On 6/3/2014 2:15 PM, Jason Resch wrote:



On Tue, Jun 3, 2014 at 3:23 PM, meekerdb <meeke...@verizon.net <mailto:meeke...@verizon.net>> wrote:

    On 6/3/2014 9:35 AM, Telmo Menezes wrote:

        That is the great flaw of constitutional systems based on "paper"
        formulas and automatic mechanisms.

        without that  unenforceable set of values and compromises, a
        constitutional system can derive to anything bad.


    I mostly agree. In fact, I would argue that the hypothetical effectiveness 
of the
    constitution as a vaccine against tyranny has already been empirically 
falsified in
    the USA.

    The effectiveness, as the effectiveness of laws in general, has always 
depended on
    the recognition and acceptance by the populace.  You, and Godel and other 
critics,
    represent a corrosive influence on that acceptance.  As people who object 
to one or
    another government action (e.g. Clive Bundy, Citizens United, EPA 
regulations)
    invoke the Constitution as prohibiting that action and the government as 
violating
    the Constitution more and more political activists are encouraged to claim 
the
    government is illegitimate.  If enough people *think* the government is 
illegimate,
    however meritless and diverse their claims may be, then in effect it does 
become
    illegitimate and society devolves toward rule by power: oligarchy or police 
state.


I suppose it is a bit of chicken and egg, or perhaps even a self-reinforcing cycle. But I don't think it began with people criticizing the government (which I think is healthy for society), rather I would say if there is a loss of effectiveness of laws, it begin with the government passing laws outside of its legitimate bounds.

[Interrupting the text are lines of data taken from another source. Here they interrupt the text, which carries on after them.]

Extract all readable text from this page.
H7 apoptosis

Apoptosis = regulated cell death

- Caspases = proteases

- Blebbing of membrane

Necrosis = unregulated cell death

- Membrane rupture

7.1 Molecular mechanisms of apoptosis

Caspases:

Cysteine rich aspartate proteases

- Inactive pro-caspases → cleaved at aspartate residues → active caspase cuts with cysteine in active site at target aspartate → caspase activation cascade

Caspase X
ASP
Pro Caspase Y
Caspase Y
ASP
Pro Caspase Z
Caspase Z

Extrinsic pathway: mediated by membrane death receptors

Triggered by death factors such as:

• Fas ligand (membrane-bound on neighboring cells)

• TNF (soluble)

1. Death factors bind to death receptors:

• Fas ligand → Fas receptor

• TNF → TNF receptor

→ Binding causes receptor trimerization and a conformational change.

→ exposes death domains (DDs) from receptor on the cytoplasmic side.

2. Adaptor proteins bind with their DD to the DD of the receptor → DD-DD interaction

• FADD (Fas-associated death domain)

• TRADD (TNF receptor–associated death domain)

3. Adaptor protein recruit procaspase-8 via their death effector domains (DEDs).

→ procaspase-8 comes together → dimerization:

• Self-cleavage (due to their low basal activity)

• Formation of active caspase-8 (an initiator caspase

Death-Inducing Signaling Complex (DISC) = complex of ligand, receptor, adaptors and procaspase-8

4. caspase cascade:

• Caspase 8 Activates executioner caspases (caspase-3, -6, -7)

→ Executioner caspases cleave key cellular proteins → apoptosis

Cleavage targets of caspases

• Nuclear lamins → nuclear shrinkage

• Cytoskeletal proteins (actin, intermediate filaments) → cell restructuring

    "The prestige of government has undoubtedly been lowered considerably by the
    prohibition law. For nothing is more destructive of respect for the 
government and
    the law of the land than passing laws which cannot be enforced. It is an 
open secret
    that the dangerous increase of crime in this country is closely connected with 
this."
    *Albert Einstein,*/"My First Impression of the U.S.A.",/1921


Jason

A chicken and egg problem with positive feedback. But when government gains and uses power for a legitimate (i.e. widely recognized and approved) reason, then it doesn't suffer a corrosion of confidence. I don't think the current downward spiral in approval of the government is related to prohibition (either of alcohol or pot) but to the Viet Nam war. There was some recovery of confidence with the end of the cold war - but then W. and mideast wars started it down again. I don't think these things are irreversible; it's just that building up confidence is slow and incremental while diminishing it can be fairly quick.